California Teacher Suspended For Rattling a Table to Get Attention of the Class

I have often used this blog (here) to complain about how teachers and administrators have used criminal charges to regulate routine instances of childish behavior. Now, we have the inverse situation of a teacher who has been confronted by police over the rattling of a desk due to an irate parent. The eighth-grade math teacher at Atherton’s Selby Lane School simply rattled a table to get his students’ attention — resulting in police being called to the classroom.

Initially, police were told that the teacher had rattled a table and thrown objects. They quickly confirmed that no objects had been thrown. Indeed, only one student was upset and had gone home and called the police from a cellphone. Most of the other students said that they were not upset by the rattling and that the teacher was only being dramatic. Yet, the school still put the teacher on administrative leave.
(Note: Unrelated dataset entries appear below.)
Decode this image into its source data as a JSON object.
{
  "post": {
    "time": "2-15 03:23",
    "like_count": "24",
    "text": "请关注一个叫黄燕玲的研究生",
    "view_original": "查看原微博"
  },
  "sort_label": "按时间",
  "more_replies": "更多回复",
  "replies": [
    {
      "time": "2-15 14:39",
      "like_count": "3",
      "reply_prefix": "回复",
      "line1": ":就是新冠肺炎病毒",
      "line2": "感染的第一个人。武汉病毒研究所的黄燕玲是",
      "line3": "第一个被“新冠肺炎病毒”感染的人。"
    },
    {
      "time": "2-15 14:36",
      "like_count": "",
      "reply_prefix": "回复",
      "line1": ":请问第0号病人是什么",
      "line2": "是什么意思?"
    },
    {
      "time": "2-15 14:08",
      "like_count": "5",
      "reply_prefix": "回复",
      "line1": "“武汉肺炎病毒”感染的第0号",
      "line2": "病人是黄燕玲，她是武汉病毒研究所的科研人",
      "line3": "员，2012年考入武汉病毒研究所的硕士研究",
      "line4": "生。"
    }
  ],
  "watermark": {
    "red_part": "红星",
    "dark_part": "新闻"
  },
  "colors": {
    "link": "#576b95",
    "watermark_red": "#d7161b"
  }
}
Redwood City School District Deputy Superintendent John Baker said the teacher will remain on leave pending an investigation. Frankly, I fail to understand. Not every allegation presumably leads to a suspension for a teacher. Administrators must use discretion (a problem in all of these stories). Here the police only found that a table had been rattled and the other students confirmed that they were not upset. That should be enough to keep a teacher in place while any further investigation proceeds.

Even if the teacher was overbearing, why is this a criminal issue? I view the decision of the student to leave school and call police to be a rather extreme response — and the suspension validates that response. I have often complained that we are teaching our students to live within a criminalized society where every infraction is filtered through the criminal code. This student appears to have learned that lesson all too well.
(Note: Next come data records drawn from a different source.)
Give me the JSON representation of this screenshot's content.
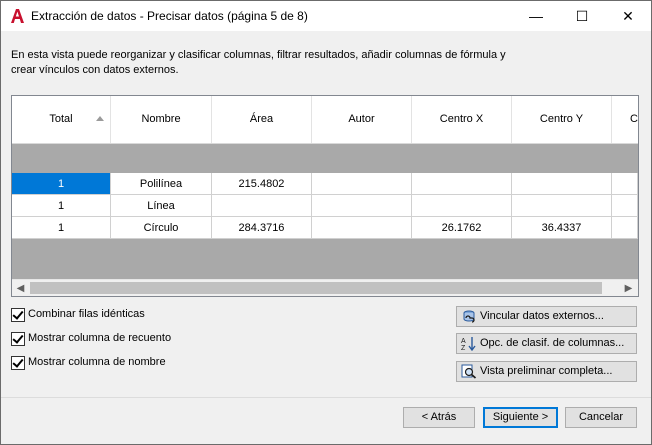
{
  "window": {
    "title": "Extracción de datos - Precisar datos (página 5 de 8)",
    "app_icon": "autocad-icon",
    "controls": {
      "minimize": "—",
      "maximize": "☐",
      "close": "✕"
    }
  },
  "description": "En esta vista puede reorganizar y clasificar columnas, filtrar resultados, añadir columnas de fórmula y crear vínculos con datos externos.",
  "grid": {
    "columns": [
      "Total",
      "Nombre",
      "Área",
      "Autor",
      "Centro X",
      "Centro Y",
      "C"
    ],
    "sorted_column": "Total",
    "rows": [
      [
        "1",
        "Polilínea",
        "215.4802",
        "",
        "",
        "",
        ""
      ],
      [
        "1",
        "Línea",
        "",
        "",
        "",
        "",
        ""
      ],
      [
        "1",
        "Círculo",
        "284.3716",
        "",
        "26.1762",
        "36.4337",
        ""
      ]
    ],
    "selected_cell": "1"
  },
  "options": {
    "combine": {
      "label": "Combinar filas idénticas",
      "checked": true
    },
    "count": {
      "label": "Mostrar columna de recuento",
      "checked": true
    },
    "name": {
      "label": "Mostrar columna de nombre",
      "checked": true
    }
  },
  "side_buttons": {
    "link": {
      "label": "Vincular datos externos...",
      "icon": "link-data-icon"
    },
    "sort": {
      "label": "Opc. de clasif. de columnas...",
      "icon": "sort-az-icon"
    },
    "preview": {
      "label": "Vista preliminar completa...",
      "icon": "preview-magnifier-icon"
    }
  },
  "nav_buttons": {
    "back": "< Atrás",
    "next": "Siguiente >",
    "cancel": "Cancelar"
  },
  "colors": {
    "selection": "#0078d7",
    "grid_empty": "#a9a9a9",
    "app_red": "#c8102e"
  }
}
Source: Mercury News found on Reddit.

Jonathan Turley

11 thoughts on “California Teacher Suspended For Rattling a Table to Get Attention of the Class”
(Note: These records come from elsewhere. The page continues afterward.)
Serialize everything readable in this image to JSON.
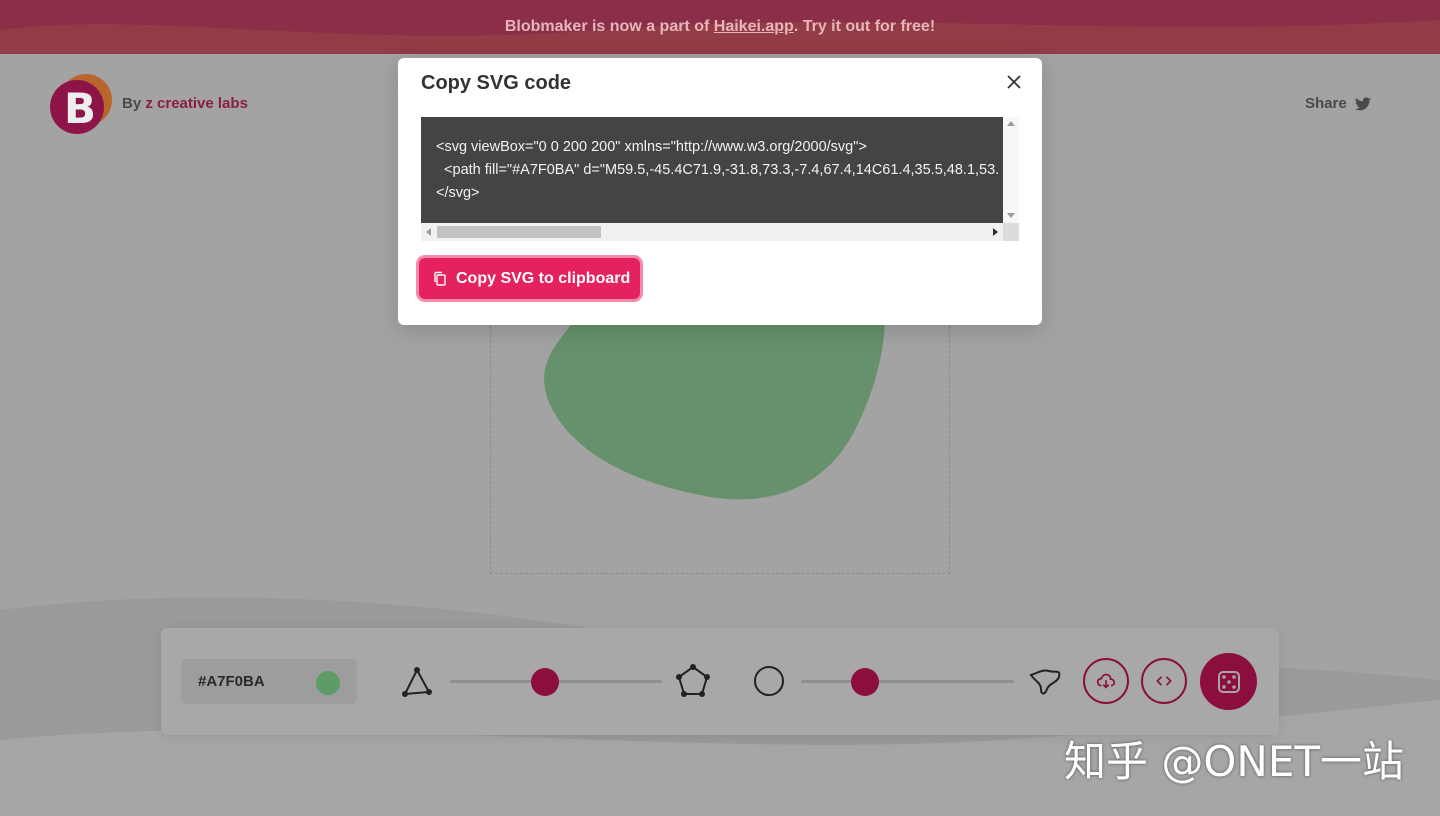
{
  "banner": {
    "text_before": "Blobmaker is now a part of ",
    "link": "Haikei.app",
    "text_after": ". Try it out for free!"
  },
  "header": {
    "logo_letter": "B",
    "by": "By ",
    "brand": "z creative labs",
    "share": "Share"
  },
  "toolbar": {
    "color_hex": "#A7F0BA",
    "complexity_level": 0.45,
    "contrast_level": 0.3
  },
  "modal": {
    "title": "Copy SVG code",
    "code": "<svg viewBox=\"0 0 200 200\" xmlns=\"http://www.w3.org/2000/svg\">\n  <path fill=\"#A7F0BA\" d=\"M59.5,-45.4C71.9,-31.8,73.3,-7.4,67.4,14C61.4,35.5,48.1,53.\n</svg>",
    "copy_button": "Copy SVG to clipboard"
  },
  "watermark": "知乎 @ONET一站",
  "colors": {
    "accent": "#e6215f",
    "brand_dark": "#8b0e3e",
    "blob": "#5e9b67"
  }
}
  1. I just caught your blog today after “googling” Selby Lane. As a former teacher at Selby Lane and RCSD, the MO is to blame the teacher and even after listening to everyone’s side of the story, blame the teacher. I noticed that the teacher involved in the incident is no long on the staff list at the school, nor is he listed on any staff of any of the schools in RCSD via the web. I don’t know if this was his choice to leave–he’d be better off as he will be “black balled” and generally harassed as I can attest to having had similar experiences with the Union and school district administration.

  2. Whatever is meant by “rattling the table” apparently wasn’t enough to traumatize any other student in class.

    It’s a good thing none of my public school teachers (those many years ago) aren’t still teaching. Psychological trauma would be the least of these students’ problems.

  3. “I recommend home-schooling.”

    Yeah, but if & when he drives his parente to distraction, who’s gonna be his witness?

    Personally, I resent the fact that my kneejerk reaction was to blame the kid. Maybe the teacher got wild-eyed and needs a timeout himself.

    I am just extremely glad I allowed my fleeting consideration of a career in teaching & coaching, to die a natural death. Because over the last five years my partners & I have responded to an even dozen 911 calls, where teachers were assaulted by teens & ‘tweens. And nearly all of the victims were women.

    I’d already be locked up.

  4. My god … there’s a plethora of stupid people in this country.

    Perhaps this child is simply too delicate to withstand the atmosphere within a normal classroom … I recommend home-schooling.

  5. The teacher was endorsing drug use by rattling the table. It might have caused a student to get a headache, which would have forced him to take an aspirin, which is uber verboten under the school district’s Zero Tolerance Drug Policy.

    He’s lucky all he got was a suspension, he should have been arrested. Unless his boss was strident with him when he suspended him – that would have been bullying, which is a career-ender.

  6. Is there a way to artificially trigger an earthquake that can severe California from the mainland and force it under water into the ocean? That might be the cheaper way to correct this situation.

  7. Maybe I’m just not in sync with you guys this week, but when I hear that a student was upset enough to leave school and call the police because a teacher “rattled a table to get the attention of the class” I hear a euphemism for “picked up a table and repeatedly slammed it on the ground near a student who was ignoring him”.

    It still shouldn’t be a criminal matter, but “rattled a table” has euphemism written all over it.

  8. He “simply rattled a table to get his students’ attention.”

    Considering the monstrous impact of distractions pouring into our kids’ heads every waking moment of the day, rattling the occasional table to get them to focus hardly seems like a criminal matter.

    Does this kid who was apparently so upset by a tad of table noise, watch the same 20,000 slo-motion, bloody murder scenes by the first grade, that every other, non-Amish child does?

    I think we know who’s being overly dramatic in this play.

    And should the volume of U.S. ‘ear polution continue as it certainly will, I fully expect we will all bear witness to teacher saber rattling, in practically no time at all.

    I cannot imagine how anyone might go about keeping childhood attention for a 7-hour school day, steeped as it is in the toxic environment we call normal.

    Does anybody on the planet earn a more valued dollar than our teachers? I think not.

    So for God sakes, give them a break.